SENI

Kamis, 27 Oktober 2016

WEIGHTLESS Karya : Erika Janunger

WEIGHTLESS
Karya : Erika Janunger
Setelah melihat, menonton dan mengamati video tari karya Erika Janunger yang berjudul Weightles, penulis menilai begitu banyak hal yang menarik untuk dikritisi terutama setting panggungnya yang memberikan kesan penari yang tidak memiliki gravitasi.
Video tari ini mempertunjukkan tarian tentang kehidupan keseharian seseorang di kamar tidur dan ruang baca. Kamar tidur dapat terlihat dengan penggunaan properti tempat tidur, lampu tidur, kursi,sandal, baju, dan jendela.

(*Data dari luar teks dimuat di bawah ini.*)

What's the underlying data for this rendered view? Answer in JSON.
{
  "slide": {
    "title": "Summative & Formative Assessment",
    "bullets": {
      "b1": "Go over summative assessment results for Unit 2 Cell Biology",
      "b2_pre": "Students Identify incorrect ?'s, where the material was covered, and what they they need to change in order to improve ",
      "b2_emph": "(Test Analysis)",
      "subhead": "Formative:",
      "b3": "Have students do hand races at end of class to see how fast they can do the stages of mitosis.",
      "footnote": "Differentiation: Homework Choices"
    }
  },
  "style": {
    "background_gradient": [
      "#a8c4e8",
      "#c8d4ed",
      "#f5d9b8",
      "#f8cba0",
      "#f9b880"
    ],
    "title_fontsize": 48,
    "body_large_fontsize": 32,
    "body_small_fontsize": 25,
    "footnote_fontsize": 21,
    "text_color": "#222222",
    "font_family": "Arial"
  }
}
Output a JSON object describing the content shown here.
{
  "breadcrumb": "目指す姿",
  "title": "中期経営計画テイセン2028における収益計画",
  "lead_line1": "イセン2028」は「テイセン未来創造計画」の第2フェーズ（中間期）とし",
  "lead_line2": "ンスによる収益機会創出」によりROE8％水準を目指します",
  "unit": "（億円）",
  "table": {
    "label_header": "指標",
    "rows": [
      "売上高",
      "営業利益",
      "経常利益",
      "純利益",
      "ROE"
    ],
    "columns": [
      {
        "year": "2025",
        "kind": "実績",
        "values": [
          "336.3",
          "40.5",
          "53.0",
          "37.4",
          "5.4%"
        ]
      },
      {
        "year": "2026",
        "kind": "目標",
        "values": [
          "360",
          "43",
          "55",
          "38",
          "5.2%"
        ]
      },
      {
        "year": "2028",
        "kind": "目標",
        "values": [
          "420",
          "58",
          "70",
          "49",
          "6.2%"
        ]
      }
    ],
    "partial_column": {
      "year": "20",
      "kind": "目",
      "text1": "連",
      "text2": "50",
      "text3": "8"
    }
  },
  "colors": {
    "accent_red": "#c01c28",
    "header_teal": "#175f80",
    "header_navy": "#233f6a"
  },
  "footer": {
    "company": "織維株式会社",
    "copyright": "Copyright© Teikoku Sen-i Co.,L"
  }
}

Sedangkan ruang baca terdiri atas properti rak buku, sebuah kursi, lemari rendah, lilin, lampu gantung, dan jendela. Properti tersebut disusun sedemikian rupa sehingga penonton video ini terjebak dalam tipuan artistiknya.
Berdasarkan pengamatan terhadap video tersebut dan dikarenakan penulis bergelut dibidang seni rupa, maka penulis lebih mengkritisi tentang artistiknya. penulis menilai video ini terlalu banyak kerancuan dalam penempatan property dan mudah diketahui bahwasanya video ini hanya permainan ilusi yang menjebak penonton.
Adapun alasan penulis berargumen video ini terlalu banyak kerancuan dalam penempatan property dan mudah diketahui bahwasanya video ini hanya permainan ilusi yang menjebak penonton:
1.             Penempatan properti yang kurang tepat
2.             Properti tidak tereksplor oleh penari
3.             Banyak ruang kosong atau tidak tereksplor
Video ini memperlihatkan seorang penari yang menggunakan keempat bidang ruangan (alas, atap, dan dinding) sebagai ruang geraknya dalam menari, akan tetapi penempatan properti yang kurang tepat menjadikan video ini yang ingin menampilkan penari tanpa terkena gravitasi kurang tersampaikan.
Pada ruang kamar tidur, kursi yang mengarah ketempat tidur dirasa kurang tepat dan seharusnya kursi menghadap jendela. Selain itu kursi juga tidak tereksplore layaknya sebuah kursi sebagai tempat duduk. Penempatan sandal sandal yang terletak dibawah kursi dirasa tidak tepat dan seharusnya berada di dekat tempat tidur dikarenakan penari muncul dari tempat tidur yang keluar dari selimut.
Lampu tidur yang mengarah ke atas kasur dirasa kurang pas dengan penempatannya, karena arah cahaya lampu tidur tepat diatas kepala seseorang yang tidur. Pada tempat tidur juga tidak terlihat adanya bantal sehingga mengurangi kesan bahwasanya tempat tidur tersebut digunakan sebagaimana fungsinya.
Pada adegan terakhir di ruang kamar tidur adanya lampu yang bergantung membentuk sebuah garis horizontal memberikan karakter tenang, damai, pasif, kaku. Kemudian terdapat beberapa lampu yang bergantungan menghasilkan susunan garis horizontal sehingga menghasilkan kesan tenang, damai, tetapi pasif.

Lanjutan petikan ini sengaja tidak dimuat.